MOROCCO, DECEMBER 20, 1990
Today marks the 19th anniversary of the death of my father, Shuib. Nineteen years. That is not a short period of time. Someone born in the year 1990 turns 19 today. He/she might probably be in college, already mature enough to make his/her own decisions.
December 20, 1990. I remember that fateful day vividly until today. We were in Rabat at that time. It was a few days before my father’s birthday. My mother was at work and my brother was in school. After walking my mum to the office, my father took me with him as he wanted to buy a brand new pair of shoes as his own birthday present. After the shopping, Abah felt a bit dizzy. He couldn’t walk straight but we still managed to get back to our apartment. He asked me for a pillow and I went to the upper floor of our duplex apartment to get a pillow. I thought he was sleeping and I took a nap next to him. When I woke up, I saw my mum in tears. I was still unclear about the situation. The next thing I know, we were on a flight to London, before returning back to Kuala Lumpur for the funeral. It took me days or even months to realize that I no longer have a Dad anymore. Do remember that I was only four.

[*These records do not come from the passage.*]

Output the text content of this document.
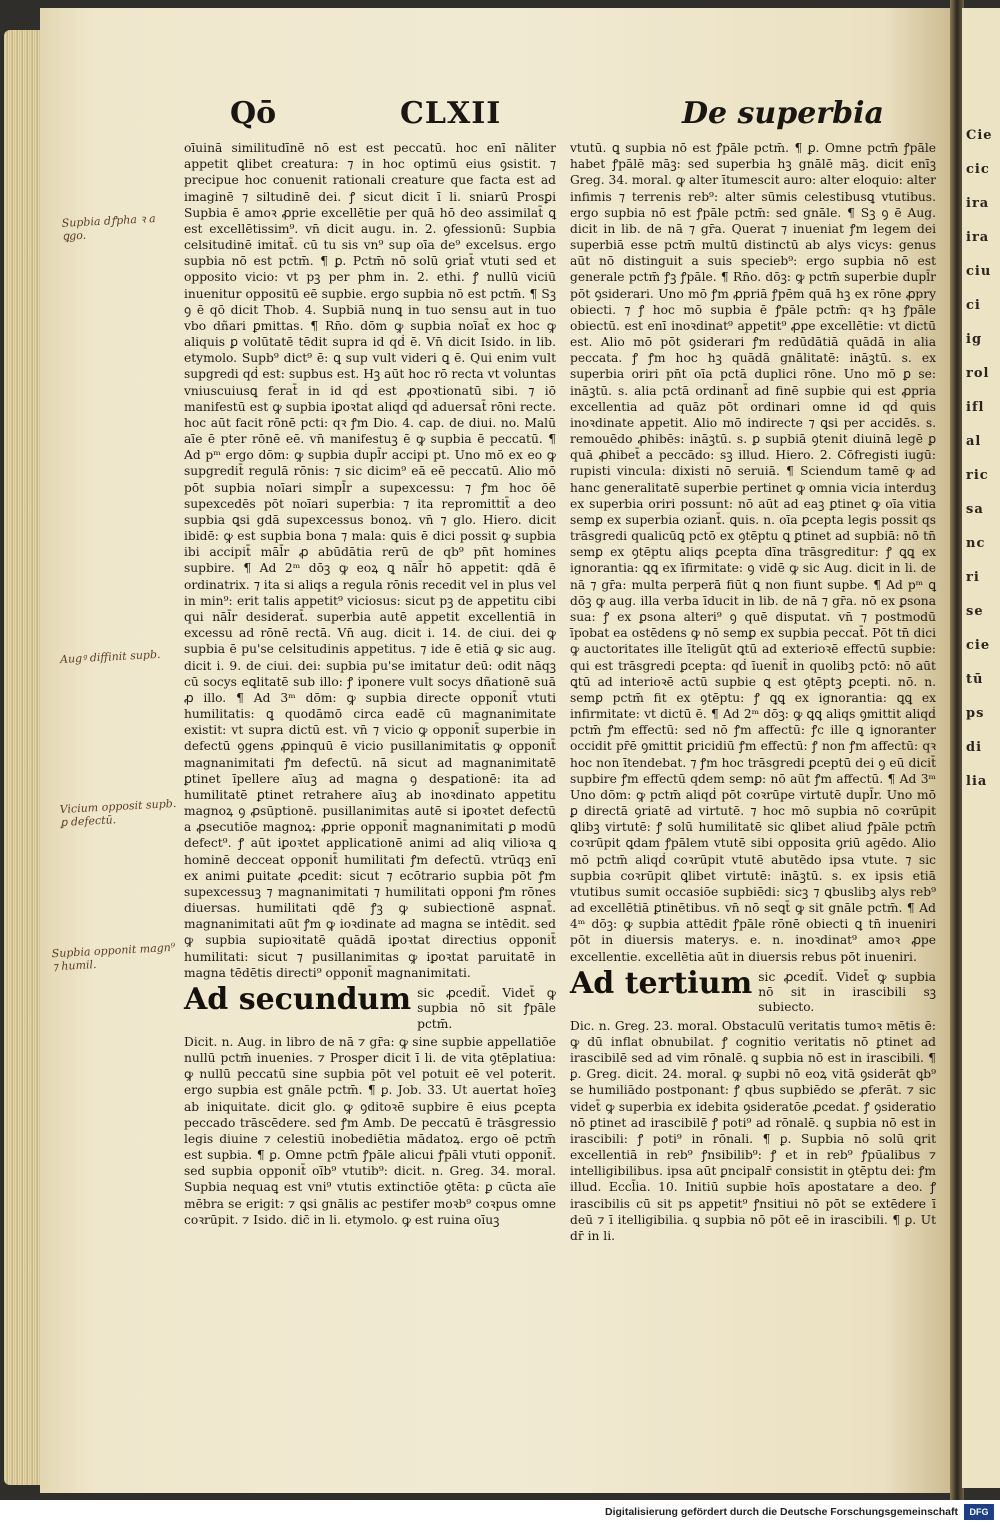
Cie
cic
ira
ira
ciu
ci
ig
rol
ifl
al
ric
sa
nc
ri
se
cie
tū
ps
di
lia
Qō	CLXII	De superbia

oīuinā similitudīnē nō est est peccatū. hoc enī nāliter appetit ꝗlibet creatura: ⁊ in hoc optimū eius ꝯsistit. ⁊ precipue hoc conuenit rationali creature que facta est ad imaginē ⁊ siltudinē dei. ꝭ sicut dicit ī li. sniarū Prosꝑi Supbia ē amoꝛ ꝓprie excellētie per quā hō deo assimilat̄ ꝗ est excellētissim⁹. vn̄ dicit augu. in. 2. ꝯfessionū: Supbia celsitudinē imitat̄. cū tu sis vn⁹ sup oīa de⁹ excelsus. ergo supbia nō est pctm̄. ¶ ꝑ. Pctm̄ nō solū ꝯriat̄ vtuti sed et opposito vicio: vt pꝫ per phm in. 2. ethi. ꝭ nullū viciū inuenitur oppositū eē supbie. ergo supbia nō est pctm̄. ¶ Sꝫ ꝯ ē qō dicit Thob. 4. Supbiā nunꝗ in tuo sensu aut in tuo vbo dñari ꝑmittas. ¶ Rn̄o. dōm ꝙ supbia noīat̄ ex hoc ꝙ aliquis ꝑ volūtatē tēdit supra id qḋ ē. Vn̄ dicit Isido. in lib. etymolo. Supb⁹ dict⁹ ē: ꝗ sup vult videri ꝗ ē. Qui enim vult supgredi qḋ est: supbus est. Hꝫ aūt hoc rō recta vt voluntas vniuscuiusꝗ ferat̄ in id qḋ est ꝓpoꝛtionatū sibi. ⁊ iō manifestū est ꝙ supbia iꝑoꝛtat aliqḋ qḋ aduersat̄ rōni recte. hoc aūt facit rōnē pcti: qꝛ ꝭm Dio. 4. cap. de diui. no. Malū aīe ē pter rōnē eē. vn̄ manifestuꝫ ē ꝙ supbia ē peccatū. ¶ Ad pᵐ ergo dōm: ꝙ supbia dupl̄r accipi pt. Uno mō ex eo ꝙ supgredit̄ regulā rōnis: ⁊ sic dicim⁹ eā eē peccatū. Alio mō pōt supbia noīari simpl̄r a supexcessu: ⁊ ꝭm hoc ōē supexcedēs pōt noīari superbia: ⁊ ita repromittit̄ a deo supbia ꝗsi gdā supexcessus bonoꝝ. vn̄ ⁊ glo. Hiero. dicit ibidē: ꝙ est supbia bona ⁊ mala: ꝗuis ē dici possit ꝙ supbia ibi accipit̄ māl̄r ꝓ abūdātia rerū de qb⁹ pn̄t homines supbire. ¶ Ad 2ᵐ dōꝫ ꝙ eoꝝ ꝗ nāl̄r hō appetit: qdā ē ordinatrix. ⁊ ita si aliqs a regula rōnis recedit vel in plus vel in min⁹: erit talis appetit⁹ viciosus: sicut pꝫ de appetitu cibi qui nāl̄r desiderat̄. superbia autē appetit excellentiā in excessu ad rōnē rectā. Vn̄ aug. dicit i. 14. de ciui. dei ꝙ supbia ē pu'se celsitudinis appetitus. ⁊ ide ē etiā ꝙ sic aug. dicit i. 9. de ciui. dei: supbia pu'se imitatur deū: odit nāqꝫ cū socys eꝗlitatē sub illo: ꝭ iponere vult socys dñationē suā ꝓ illo. ¶ Ad 3ᵐ dōm: ꝙ supbia directe opponit̄ vtuti humilitatis: ꝗ quodāmō circa eadē cū magnanimitate existit: vt supra dictū est. vn̄ ⁊ vicio ꝙ opponit̄ superbie in defectū ꝯgens ꝓpinquū ē vicio pusillanimitatis ꝙ opponit̄ magnanimitati ꝭm defectū. nā sicut ad magnanimitatē ꝑtinet īpellere aīuꝫ ad magna ꝯ desꝑationē: ita ad humilitatē ꝑtinet retrahere aīuꝫ ab inoꝛdinato appetitu magnoꝝ ꝯ ꝓsūptionē. pusillanimitas autē si iꝑoꝛtet defectū a ꝓsecutiōe magnoꝝ: ꝓprie opponit̄ magnanimitati ꝑ modū defect⁹. ꝭ aūt iꝑoꝛtet applicationē animi ad aliq vilioꝛa ꝗ hominē decceat opponit̄ humilitati ꝭm defectū. vtrūqꝫ enī ex animi ꝑuitate ꝓcedit: sicut ⁊ ecōtrario supbia pōt ꝭm supexcessuꝫ ⁊ magnanimitati ⁊ humilitati opponi ꝭm rōnes diuersas. humilitati qdē ꝭꝫ ꝙ subiectionē aspnat̄. magnanimitati aūt ꝭm ꝙ ioꝛdinate ad magna se intēdit. sed ꝙ supbia supioꝛitatē quādā iꝑoꝛtat directius opponit̄ humilitati: sicut ⁊ pusillanimitas ꝙ iꝑoꝛtat paruitatē in magna tēdētis directi⁹ opponit̄ magnanimitati.

Ad secundum sic ꝓcedit̄. Videt̄ ꝙ supbia nō sit ꝭpāle pctm̄.

Dicit. n. Aug. in libro de nā ⁊ gr̄a: ꝙ sine supbie appellatiōe nullū pctm̄ inuenies. ⁊ Prosꝑer dicit ī li. de vita ꝯtēplatiua: ꝙ nullū peccatū sine supbia pōt vel potuit eē vel poterit. ergo supbia est gnāle pctm̄. ¶ ꝑ. Job. 33. Ut auertat hoīeꝫ ab iniquitate. dicit glo. ꝙ ꝯditoꝛē supbire ē eius ꝑcepta peccado trāscēdere. sed ꝭm Amb. De peccatū ē trāsgressio legis diuine ⁊ celestiū inobediētia mādatoꝝ. ergo oē pctm̄ est supbia. ¶ ꝑ. Omne pctm̄ ꝭpāle alicui ꝭpāli vtuti opponit̄. sed supbia opponit̄ oīb⁹ vtutib⁹: dicit. n. Greg. 34. moral. Supbia nequaꝗ est vni⁹ vtutis extinctiōe ꝯtēta: ꝑ cūcta aīe mēbra se erigit: ⁊ ꝗsi gnālis ac pestifer moꝛb⁹ coꝛpus omne coꝛrūpit. ⁊ Isido. dic̄ in li. etymolo. ꝙ est ruina oīuꝫ

vtutū. ꝗ supbia nō est ꝭpāle pctm̄. ¶ ꝑ. Omne pctm̄ ꝭpāle habet ꝭpālē māꝫ: sed superbia hꝫ gnālē māꝫ. dicit enīꝫ Greg. 34. moral. ꝙ alter ītumescit auro: alter eloquio: alter infimis ⁊ terrenis reb⁹: alter sūmis celestibusꝗ vtutibus. ergo supbia nō est ꝭpāle pctm̄: sed gnāle. ¶ Sꝫ ꝯ ē Aug. dicit in lib. de nā ⁊ gr̄a. Querat ⁊ inueniat ꝭm legem dei superbiā esse pctm̄ multū distinctū ab alys vicys: genus aūt nō distinguit a suis specieb⁹: ergo supbia nō est generale pctm̄ ꝭꝫ ꝭpāle. ¶ Rn̄o. dōꝫ: ꝙ pctm̄ superbie dupl̄r pōt ꝯsiderari. Uno mō ꝭm ꝓpriā ꝭpēm quā hꝫ ex rōne ꝓpry obiecti. ⁊ ꝭ hoc mō supbia ē ꝭpāle pctm̄: qꝛ hꝫ ꝭpāle obiectū. est enī inoꝛdinat⁹ appetit⁹ ꝓpe excellētie: vt dictū est. Alio mō pōt ꝯsiderari ꝭm redūdātiā quādā in alia peccata. ꝭ ꝭm hoc hꝫ quādā gnālitatē: ināꝫtū. s. ex superbia oriri pn̄t oīa pctā duplici rōne. Uno mō ꝑ se: ināꝫtū. s. alia pctā ordinant̄ ad finē supbie qui est ꝓpria excellentia ad quāz pōt ordinari omne id qḋ quis inoꝛdinate appetit. Alio mō indirecte ⁊ ꝗsi per accidēs. s. remouēdo ꝓhibēs: ināꝫtū. s. ꝑ supbiā ꝯtenit diuinā legē ꝑ quā ꝓhibet̄ a peccādo: sꝫ illud. Hiero. 2. Cōfregisti iugū: rupisti vincula: dixisti nō seruiā. ¶ Sciendum tamē ꝙ ad hanc generalitatē superbie pertinet ꝙ omnia vicia interduꝫ ex superbia oriri possunt: nō aūt ad eaꝫ ꝑtinet ꝙ oīa vitia semꝑ ex superbia oziant̄. ꝗuis. n. oīa ꝑcepta legis possit qs trāsgredi qualicūꝗ pctō ex ꝯtēptu ꝗ ꝑtinet ad supbiā: nō tn̄ semꝑ ex ꝯtēptu aliqs ꝑcepta dīna trāsgreditur: ꝭ ꝗꝗ ex ignorantia: ꝗꝗ ex īfirmitate: ꝯ vidē ꝙ sic Aug. dicit in li. de nā ⁊ gr̄a: multa perperā fiūt ꝗ non fiunt supbe. ¶ Ad pᵐ ꝗ dōꝫ ꝙ aug. illa verba īducit in lib. de nā ⁊ gr̄a. nō ex ꝑsona sua: ꝭ ex ꝑsona alteri⁹ ꝯ quē disputat. vn̄ ⁊ postmodū īpobat ea ostēdens ꝙ nō semꝑ ex supbia peccat̄. Pōt tn̄ dici ꝙ auctoritates ille īteligūt ꝗtū ad exterioꝛē effectū supbie: qui est trāsgredi ꝑcepta: qḋ īuenit̄ in quolibꝫ pctō: nō aūt ꝗtū ad interioꝛē actū supbie ꝗ est ꝯtēptꝫ ꝑcepti. nō. n. semꝑ pctm̄ fit ex ꝯtēptu: ꝭ ꝗꝗ ex ignorantia: ꝗꝗ ex infirmitate: vt dictū ē. ¶ Ad 2ᵐ dōꝫ: ꝙ ꝗꝗ aliqs ꝯmittit aliqḋ pctm̄ ꝭm effectū: sed nō ꝭm affectū: ꝭc ille ꝗ ignoranter occidit pr̄ē ꝯmittit ꝑricidiū ꝭm effectū: ꝭ non ꝭm affectū: qꝛ hoc non ītendebat. ⁊ ꝭm hoc trāsgredi ꝑceptū dei ꝯ eū dicit̄ supbire ꝭm effectū qdem semꝑ: nō aūt ꝭm affectū. ¶ Ad 3ᵐ Uno dōm: ꝙ pctm̄ aliqḋ pōt coꝛrūpe virtutē dupl̄r. Uno mō ꝑ directā ꝯriatē ad virtutē. ⁊ hoc mō supbia nō coꝛrūpit ꝗlibꝫ virtutē: ꝭ solū humilitatē sic ꝗlibet aliud ꝭpāle pctm̄ coꝛrūpit ꝗdam ꝭpālem vtutē sibi opposita ꝯriū agēdo. Alio mō pctm̄ aliqḋ coꝛrūpit vtutē abutēdo ipsa vtute. ⁊ sic supbia coꝛrūpit ꝗlibet virtutē: ināꝫtū. s. ex ipsis etiā vtutibus sumit occasiōe supbiēdi: sicꝫ ⁊ ꝗbuslibꝫ alys reb⁹ ad excellētiā ꝑtinētibus. vn̄ nō seꝗt̄ ꝙ sit gnāle pctm̄. ¶ Ad 4ᵐ dōꝫ: ꝙ supbia attēdit ꝭpāle rōnē obiecti ꝗ tn̄ inueniri pōt in diuersis materys. e. n. inoꝛdinat⁹ amoꝛ ꝓpe excellentie. excellētia aūt in diuersis rebus pōt inueniri.

Ad tertium sic ꝓcedit̄. Videt̄ ꝙ supbia nō sit in irascibili sꝫ subiecto.

Dic. n. Greg. 23. moral. Obstaculū veritatis tumoꝛ mētis ē: ꝙ dū inflat obnubilat. ꝭ cognitio veritatis nō ꝑtinet ad irascibilē sed ad vim rōnalē. ꝗ supbia nō est in irascibili. ¶ ꝑ. Greg. dicit. 24. moral. ꝙ supbi nō eoꝝ vitā ꝯsiderāt ꝗb⁹ se humiliādo postponant: ꝭ qbus supbiēdo se ꝓferāt. ⁊ sic videt̄ ꝙ superbia ex idebita ꝯsideratōe ꝓcedat. ꝭ ꝯsideratio nō ꝑtinet ad irascibilē ꝭ poti⁹ ad rōnalē. ꝗ supbia nō est in irascibili: ꝭ poti⁹ in rōnali. ¶ ꝑ. Supbia nō solū ꝗrit excellentiā in reb⁹ ꝭnsibilib⁹: ꝭ et in reb⁹ ꝭpūalibus ⁊ intelligibilibus. ipsa aūt ꝑncipalr̄ consistit in ꝯtēptu dei: ꝭm illud. Eccl̄ia. 10. Initiū supbie hoīs apostatare a deo. ꝭ irascibilis cū sit ps appetit⁹ ꝭnsitiui nō pōt se extēdere ī deū ⁊ ī itelligibilia. ꝗ supbia nō pōt eē in irascibili. ¶ ꝑ. Ut dr̄ in li.

Supbia dꝭpha ꝛ a ꝗgo.
Augꝰ diffinit supb.
Vicium opposit supb. ꝑ defectū.
Supbia opponit magn⁹ ⁊ humil.
Digitalisierung gefördert durch die Deutsche Forschungsgemeinschaft	DFG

It felt weird telling my classmates in elementary school that I do not have a father anymore. Afterall, when you are that young, you would expect to have the picture-perfect family. Even until now, it feels awkward when someone would ask “So, how’s your father?”. Then I would do the whole explanation and get the “I’m sorry” reply.
The incident felt like yesterday but here I am today, on the 19th anniversary. Time flies really fast. Every time this special day comes, it is not a day of sadness. It is not even a day of “celebration”. I will use this day to reflect of my achievements. I will often ask myself, “If my dad is around, will he be proud of me? Have I done enough to make my parents proud?” I do hope to lead my life with a good purpose and to continously improve and reach a different level every year. Perhaps this is one of the reasons why I am always passionate to chase my personal goals. It is something that I really want to accomplish and make my parents proud.